The Vermont research from Breakwell et al. (10.1542/peds.2015-3973) consists of two case-control studies on the two vaccines --DTaP and Tdap. That fact that the research was done in Vermont matters because that state had the second-highest incidence of pertussis in the US (103/100,000 population) and the state laboratory routinely cultured all suspected pertussis cases. Among available isolates, 90% were pertactin deficient. Those factors made Vermont an ideal place to assess the impact of pertactin deficiency on vaccine efficacy (VE).
The researchers did two studies, one with children aged 4-10 years for DTaP, and a second for Tdap for older children and adolescents aged 11-19 years. Three controls were obtained for each child in both studies. The researchers assessed prior immunization histories by reviewing immunization records and parental interviews.

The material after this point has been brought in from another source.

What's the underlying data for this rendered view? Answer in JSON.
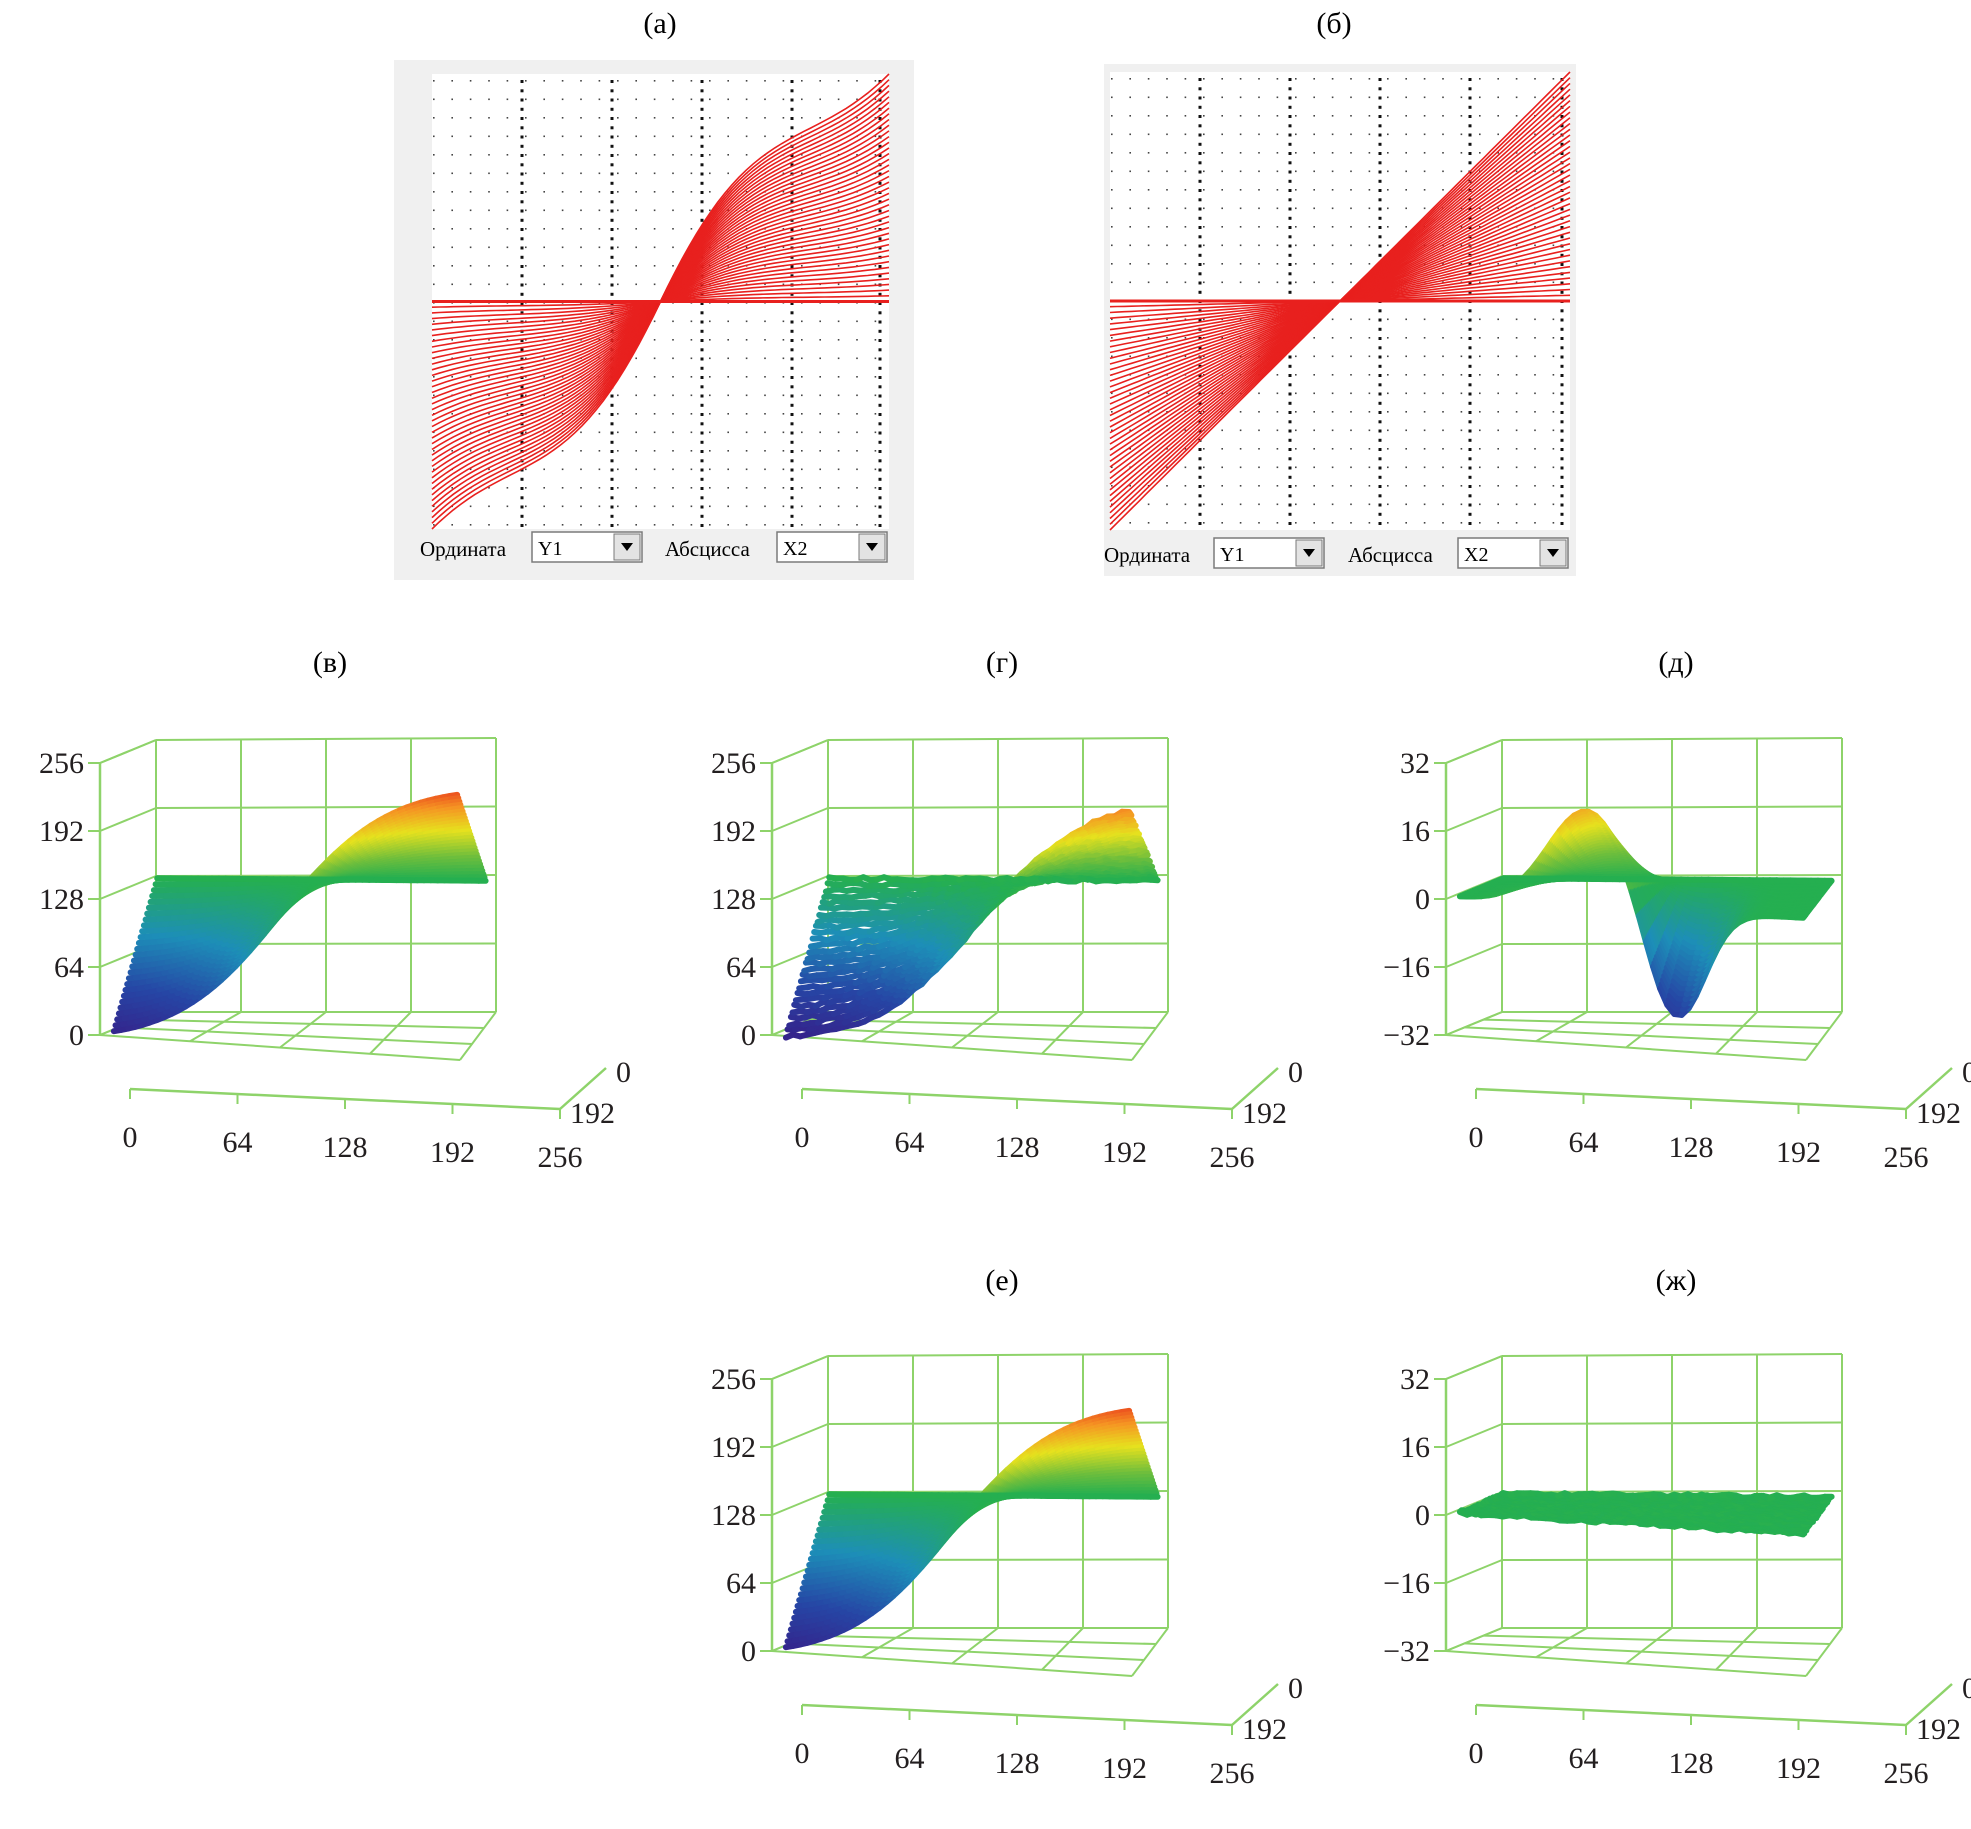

Overall VE for DTaP was 84% (95% CI 58-94%). VE for DTaP declined from 90% [95% CI, 71-97%] within 12 months of dose 5 (the final booster dose) to 68% [95% CI 10-88%] at 5-7 years post-vaccination. For Tdap, overall VE was 70% (95% CI, 54-81%). VE efficacy for Tdap declined from 76% (95% CI, 60-85%) at one-year post vaccination to 56% (95% CI 16-77%) at 2-4 years post-vaccination. Among the cases with available isolates, more than 90% were pertactin-deficient.

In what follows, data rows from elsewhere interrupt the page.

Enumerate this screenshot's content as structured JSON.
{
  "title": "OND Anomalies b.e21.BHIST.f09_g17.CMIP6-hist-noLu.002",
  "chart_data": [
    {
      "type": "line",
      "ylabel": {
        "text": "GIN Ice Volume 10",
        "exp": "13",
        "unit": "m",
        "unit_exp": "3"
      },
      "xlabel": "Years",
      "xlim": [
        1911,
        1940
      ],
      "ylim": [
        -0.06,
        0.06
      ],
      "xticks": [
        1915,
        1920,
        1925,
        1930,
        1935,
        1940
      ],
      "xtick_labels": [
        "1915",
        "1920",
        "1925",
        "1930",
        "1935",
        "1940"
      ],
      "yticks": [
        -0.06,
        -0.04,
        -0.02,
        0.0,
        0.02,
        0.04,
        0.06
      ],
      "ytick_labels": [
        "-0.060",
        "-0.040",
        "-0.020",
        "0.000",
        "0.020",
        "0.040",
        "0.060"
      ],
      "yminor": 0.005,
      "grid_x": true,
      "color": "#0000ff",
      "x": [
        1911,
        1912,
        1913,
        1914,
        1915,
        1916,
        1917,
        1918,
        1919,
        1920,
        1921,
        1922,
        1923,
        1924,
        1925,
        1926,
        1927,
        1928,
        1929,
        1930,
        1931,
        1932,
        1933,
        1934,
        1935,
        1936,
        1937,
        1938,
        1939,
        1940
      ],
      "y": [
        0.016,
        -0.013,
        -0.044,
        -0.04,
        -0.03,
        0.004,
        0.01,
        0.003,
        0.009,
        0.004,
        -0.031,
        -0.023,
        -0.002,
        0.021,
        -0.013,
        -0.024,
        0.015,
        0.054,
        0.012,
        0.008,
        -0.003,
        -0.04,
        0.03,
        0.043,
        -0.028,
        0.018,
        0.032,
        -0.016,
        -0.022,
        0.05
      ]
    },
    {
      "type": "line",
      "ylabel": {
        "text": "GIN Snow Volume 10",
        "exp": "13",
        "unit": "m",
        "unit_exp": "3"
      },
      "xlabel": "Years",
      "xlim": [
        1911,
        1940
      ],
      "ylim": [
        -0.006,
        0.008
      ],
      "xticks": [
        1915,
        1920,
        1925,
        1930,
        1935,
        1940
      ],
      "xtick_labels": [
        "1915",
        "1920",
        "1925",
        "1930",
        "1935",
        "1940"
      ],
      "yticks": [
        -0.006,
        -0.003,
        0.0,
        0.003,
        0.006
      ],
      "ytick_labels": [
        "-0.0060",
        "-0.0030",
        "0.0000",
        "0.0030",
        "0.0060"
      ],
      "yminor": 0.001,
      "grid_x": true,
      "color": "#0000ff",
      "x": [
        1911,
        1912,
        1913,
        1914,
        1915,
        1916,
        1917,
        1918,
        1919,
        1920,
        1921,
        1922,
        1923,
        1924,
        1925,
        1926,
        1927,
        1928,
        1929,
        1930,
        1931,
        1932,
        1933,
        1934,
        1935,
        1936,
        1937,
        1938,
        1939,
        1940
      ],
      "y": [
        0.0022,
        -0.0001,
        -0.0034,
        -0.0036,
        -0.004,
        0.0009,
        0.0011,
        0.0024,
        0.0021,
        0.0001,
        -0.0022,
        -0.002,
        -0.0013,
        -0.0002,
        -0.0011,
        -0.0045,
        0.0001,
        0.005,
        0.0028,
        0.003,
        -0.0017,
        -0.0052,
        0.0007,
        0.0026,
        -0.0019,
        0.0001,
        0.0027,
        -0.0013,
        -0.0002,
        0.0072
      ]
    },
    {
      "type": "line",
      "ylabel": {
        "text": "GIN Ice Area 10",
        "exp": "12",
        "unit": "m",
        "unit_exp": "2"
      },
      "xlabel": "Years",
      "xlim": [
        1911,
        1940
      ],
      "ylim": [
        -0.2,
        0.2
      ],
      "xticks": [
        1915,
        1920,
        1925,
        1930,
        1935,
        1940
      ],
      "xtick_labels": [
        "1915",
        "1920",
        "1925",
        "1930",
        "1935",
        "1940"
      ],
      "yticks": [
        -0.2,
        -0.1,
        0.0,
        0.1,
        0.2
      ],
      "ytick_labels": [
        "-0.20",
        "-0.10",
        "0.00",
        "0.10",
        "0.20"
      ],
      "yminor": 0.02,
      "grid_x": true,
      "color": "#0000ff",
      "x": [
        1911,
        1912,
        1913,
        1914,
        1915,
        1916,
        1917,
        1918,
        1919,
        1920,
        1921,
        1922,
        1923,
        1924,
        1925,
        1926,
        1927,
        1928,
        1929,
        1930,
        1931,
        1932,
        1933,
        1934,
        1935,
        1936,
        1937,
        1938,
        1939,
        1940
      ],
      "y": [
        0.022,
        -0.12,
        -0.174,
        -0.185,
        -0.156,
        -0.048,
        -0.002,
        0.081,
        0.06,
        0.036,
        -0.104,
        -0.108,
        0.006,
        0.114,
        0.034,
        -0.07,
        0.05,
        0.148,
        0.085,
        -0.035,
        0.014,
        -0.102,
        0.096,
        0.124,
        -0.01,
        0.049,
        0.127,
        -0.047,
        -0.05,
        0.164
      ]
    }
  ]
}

The study is an important one because it provides a warning that pediatricians and vaccine researchers can’t be complacent about pertussis as it changes and evolves. The overall VE of 84% reported by the Vermont research for DTaP is similar to the 89% VE reported in California during the 2010 outbreak there.1 The overall Vermont VE reported for Tdap was 70%, a higher figure than the 64% VE reported during the 2012 pertussis outbreak in Washington State.2
The proportion of pertactin-deficient strains in the California during the 2010 outbreak was 14% and the figure for Washington state during that outbreak was 76%.3,4
This Vermont research is reassuring in that VE was documented for both DTaP and Tdap. But it is also concerning because pertactin-deficient strains are increasing. That raises the question of what other vaccine components (pertussis toxin, filamentous haemagglutinin or fimbriae) are preventing symptomatic transmission. The correlates of protection are not well-defined for pertussis.

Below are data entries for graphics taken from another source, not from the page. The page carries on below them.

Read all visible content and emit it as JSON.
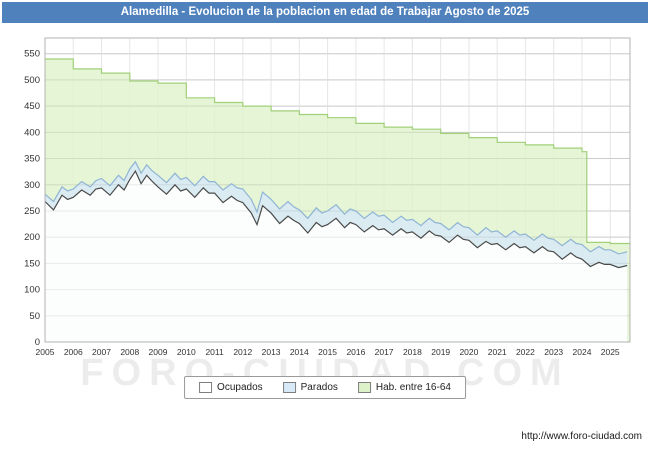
{
  "title": "Alamedilla - Evolucion de la poblacion en edad de Trabajar Agosto de 2025",
  "watermark": "FORO-CIUDAD.COM",
  "footer": {
    "url": "http://www.foro-ciudad.com"
  },
  "colors": {
    "title_bar": "#4f81bd",
    "grid": "#d9d9d9",
    "plot_border": "#b3b3b3",
    "tick_text": "#333333"
  },
  "legend": [
    {
      "label": "Ocupados",
      "color": "#ffffff"
    },
    {
      "label": "Parados",
      "color": "#d8e9f7"
    },
    {
      "label": "Hab. entre 16-64",
      "color": "#def2ca"
    }
  ],
  "chart_data": {
    "type": "area",
    "title": "Alamedilla - Evolucion de la poblacion en edad de Trabajar Agosto de 2025",
    "xlabel": "",
    "ylabel": "",
    "x_range": [
      2005,
      2025.7
    ],
    "ylim": [
      0,
      580
    ],
    "yticks": [
      0,
      50,
      100,
      150,
      200,
      250,
      300,
      350,
      400,
      450,
      500,
      550
    ],
    "xticks": [
      2005,
      2006,
      2007,
      2008,
      2009,
      2010,
      2011,
      2012,
      2013,
      2014,
      2015,
      2016,
      2017,
      2018,
      2019,
      2020,
      2021,
      2022,
      2023,
      2024,
      2025
    ],
    "grid": true,
    "legend_position": "bottom",
    "series": [
      {
        "name": "Hab. entre 16-64",
        "mode": "step",
        "values_are": "absolute",
        "fill": "#def2ca",
        "stroke": "#a0d078",
        "fill_opacity": 0.8,
        "points": [
          [
            2005,
            540
          ],
          [
            2006,
            521
          ],
          [
            2007,
            513
          ],
          [
            2008,
            498
          ],
          [
            2009,
            494
          ],
          [
            2010,
            466
          ],
          [
            2011,
            457
          ],
          [
            2012,
            450
          ],
          [
            2013,
            441
          ],
          [
            2014,
            434
          ],
          [
            2015,
            428
          ],
          [
            2016,
            417
          ],
          [
            2017,
            410
          ],
          [
            2018,
            406
          ],
          [
            2019,
            398
          ],
          [
            2020,
            390
          ],
          [
            2021,
            381
          ],
          [
            2022,
            376
          ],
          [
            2023,
            370
          ],
          [
            2024,
            363
          ],
          [
            2024.17,
            190
          ],
          [
            2025,
            188
          ],
          [
            2025.7,
            186
          ]
        ]
      },
      {
        "name": "Parados",
        "mode": "line",
        "values_are": "cumulative_top_ocupados_plus_parados",
        "fill": "#d8e9f7",
        "stroke": "#8fb4d4",
        "fill_opacity": 0.85,
        "points": [
          [
            2005.0,
            282
          ],
          [
            2005.3,
            268
          ],
          [
            2005.6,
            296
          ],
          [
            2005.8,
            288
          ],
          [
            2006.0,
            292
          ],
          [
            2006.3,
            306
          ],
          [
            2006.6,
            296
          ],
          [
            2006.8,
            308
          ],
          [
            2007.0,
            312
          ],
          [
            2007.3,
            298
          ],
          [
            2007.6,
            318
          ],
          [
            2007.8,
            308
          ],
          [
            2008.0,
            330
          ],
          [
            2008.2,
            344
          ],
          [
            2008.4,
            322
          ],
          [
            2008.6,
            338
          ],
          [
            2008.8,
            326
          ],
          [
            2009.0,
            318
          ],
          [
            2009.3,
            304
          ],
          [
            2009.6,
            322
          ],
          [
            2009.8,
            310
          ],
          [
            2010.0,
            314
          ],
          [
            2010.3,
            298
          ],
          [
            2010.6,
            316
          ],
          [
            2010.8,
            306
          ],
          [
            2011.0,
            306
          ],
          [
            2011.3,
            290
          ],
          [
            2011.6,
            302
          ],
          [
            2011.8,
            294
          ],
          [
            2012.0,
            292
          ],
          [
            2012.3,
            272
          ],
          [
            2012.5,
            248
          ],
          [
            2012.7,
            286
          ],
          [
            2013.0,
            272
          ],
          [
            2013.3,
            254
          ],
          [
            2013.6,
            268
          ],
          [
            2013.8,
            258
          ],
          [
            2014.0,
            252
          ],
          [
            2014.3,
            236
          ],
          [
            2014.6,
            256
          ],
          [
            2014.8,
            246
          ],
          [
            2015.0,
            250
          ],
          [
            2015.3,
            262
          ],
          [
            2015.6,
            244
          ],
          [
            2015.8,
            254
          ],
          [
            2016.0,
            250
          ],
          [
            2016.3,
            236
          ],
          [
            2016.6,
            248
          ],
          [
            2016.8,
            240
          ],
          [
            2017.0,
            242
          ],
          [
            2017.3,
            228
          ],
          [
            2017.6,
            240
          ],
          [
            2017.8,
            232
          ],
          [
            2018.0,
            234
          ],
          [
            2018.3,
            222
          ],
          [
            2018.6,
            236
          ],
          [
            2018.8,
            228
          ],
          [
            2019.0,
            226
          ],
          [
            2019.3,
            214
          ],
          [
            2019.6,
            228
          ],
          [
            2019.8,
            220
          ],
          [
            2020.0,
            218
          ],
          [
            2020.3,
            204
          ],
          [
            2020.6,
            218
          ],
          [
            2020.8,
            210
          ],
          [
            2021.0,
            212
          ],
          [
            2021.3,
            200
          ],
          [
            2021.6,
            212
          ],
          [
            2021.8,
            204
          ],
          [
            2022.0,
            206
          ],
          [
            2022.3,
            194
          ],
          [
            2022.6,
            206
          ],
          [
            2022.8,
            198
          ],
          [
            2023.0,
            196
          ],
          [
            2023.3,
            184
          ],
          [
            2023.6,
            196
          ],
          [
            2023.8,
            188
          ],
          [
            2024.0,
            186
          ],
          [
            2024.3,
            172
          ],
          [
            2024.6,
            182
          ],
          [
            2024.8,
            176
          ],
          [
            2025.0,
            176
          ],
          [
            2025.3,
            168
          ],
          [
            2025.6,
            172
          ]
        ]
      },
      {
        "name": "Ocupados",
        "mode": "line",
        "values_are": "absolute",
        "fill": "#ffffff",
        "stroke": "#4a4a4a",
        "fill_opacity": 0.92,
        "points": [
          [
            2005.0,
            268
          ],
          [
            2005.3,
            252
          ],
          [
            2005.6,
            280
          ],
          [
            2005.8,
            272
          ],
          [
            2006.0,
            276
          ],
          [
            2006.3,
            290
          ],
          [
            2006.6,
            280
          ],
          [
            2006.8,
            292
          ],
          [
            2007.0,
            294
          ],
          [
            2007.3,
            280
          ],
          [
            2007.6,
            300
          ],
          [
            2007.8,
            290
          ],
          [
            2008.0,
            310
          ],
          [
            2008.2,
            326
          ],
          [
            2008.4,
            302
          ],
          [
            2008.6,
            318
          ],
          [
            2008.8,
            306
          ],
          [
            2009.0,
            296
          ],
          [
            2009.3,
            282
          ],
          [
            2009.6,
            300
          ],
          [
            2009.8,
            288
          ],
          [
            2010.0,
            292
          ],
          [
            2010.3,
            276
          ],
          [
            2010.6,
            294
          ],
          [
            2010.8,
            284
          ],
          [
            2011.0,
            284
          ],
          [
            2011.3,
            266
          ],
          [
            2011.6,
            278
          ],
          [
            2011.8,
            270
          ],
          [
            2012.0,
            266
          ],
          [
            2012.3,
            246
          ],
          [
            2012.5,
            224
          ],
          [
            2012.7,
            260
          ],
          [
            2013.0,
            246
          ],
          [
            2013.3,
            226
          ],
          [
            2013.6,
            240
          ],
          [
            2013.8,
            232
          ],
          [
            2014.0,
            226
          ],
          [
            2014.3,
            208
          ],
          [
            2014.6,
            228
          ],
          [
            2014.8,
            220
          ],
          [
            2015.0,
            224
          ],
          [
            2015.3,
            236
          ],
          [
            2015.6,
            218
          ],
          [
            2015.8,
            228
          ],
          [
            2016.0,
            224
          ],
          [
            2016.3,
            210
          ],
          [
            2016.6,
            222
          ],
          [
            2016.8,
            214
          ],
          [
            2017.0,
            216
          ],
          [
            2017.3,
            204
          ],
          [
            2017.6,
            216
          ],
          [
            2017.8,
            208
          ],
          [
            2018.0,
            210
          ],
          [
            2018.3,
            198
          ],
          [
            2018.6,
            212
          ],
          [
            2018.8,
            204
          ],
          [
            2019.0,
            202
          ],
          [
            2019.3,
            190
          ],
          [
            2019.6,
            204
          ],
          [
            2019.8,
            196
          ],
          [
            2020.0,
            194
          ],
          [
            2020.3,
            180
          ],
          [
            2020.6,
            192
          ],
          [
            2020.8,
            186
          ],
          [
            2021.0,
            188
          ],
          [
            2021.3,
            176
          ],
          [
            2021.6,
            188
          ],
          [
            2021.8,
            180
          ],
          [
            2022.0,
            182
          ],
          [
            2022.3,
            170
          ],
          [
            2022.6,
            182
          ],
          [
            2022.8,
            174
          ],
          [
            2023.0,
            172
          ],
          [
            2023.3,
            158
          ],
          [
            2023.6,
            170
          ],
          [
            2023.8,
            162
          ],
          [
            2024.0,
            158
          ],
          [
            2024.3,
            144
          ],
          [
            2024.6,
            152
          ],
          [
            2024.8,
            148
          ],
          [
            2025.0,
            148
          ],
          [
            2025.3,
            142
          ],
          [
            2025.6,
            146
          ]
        ]
      }
    ]
  }
}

In summary, both DTaP and Tdap vaccines have acceptable efficacy, but the changing organism will likely require newer vaccines and vigilant surveillance.
1. Misegades LK, Winter K, Harriman K et al. Association of childhood pertussis with receipt of 5 doses of pertussis vaccine by time since last vaccine dose, California, 2010. JAMA 2013; 308: 2126-32.
2. Acosta AM, DeBolt C, Tasslimi A et al. Tdap vaccine effectiveness in adolescents during the 2012 Washington state pertussis epidemic. Pediatrics 2015; 135:981-989.
3. Pawloski LC, Queenan AM, Cassiday PK et al. Prevalence and molecular characterization of pertactin-deficient Bordetella pertussis in the United States. Clin Vaccine Imanol 2014; 21:119-25.
4. Martin SW, Pawloski L, Williams M et al. Pertactin-negative Bordetella pertussis strains: evidence for a selective advantage. Clin Infect Dis 2015; 60:223-7.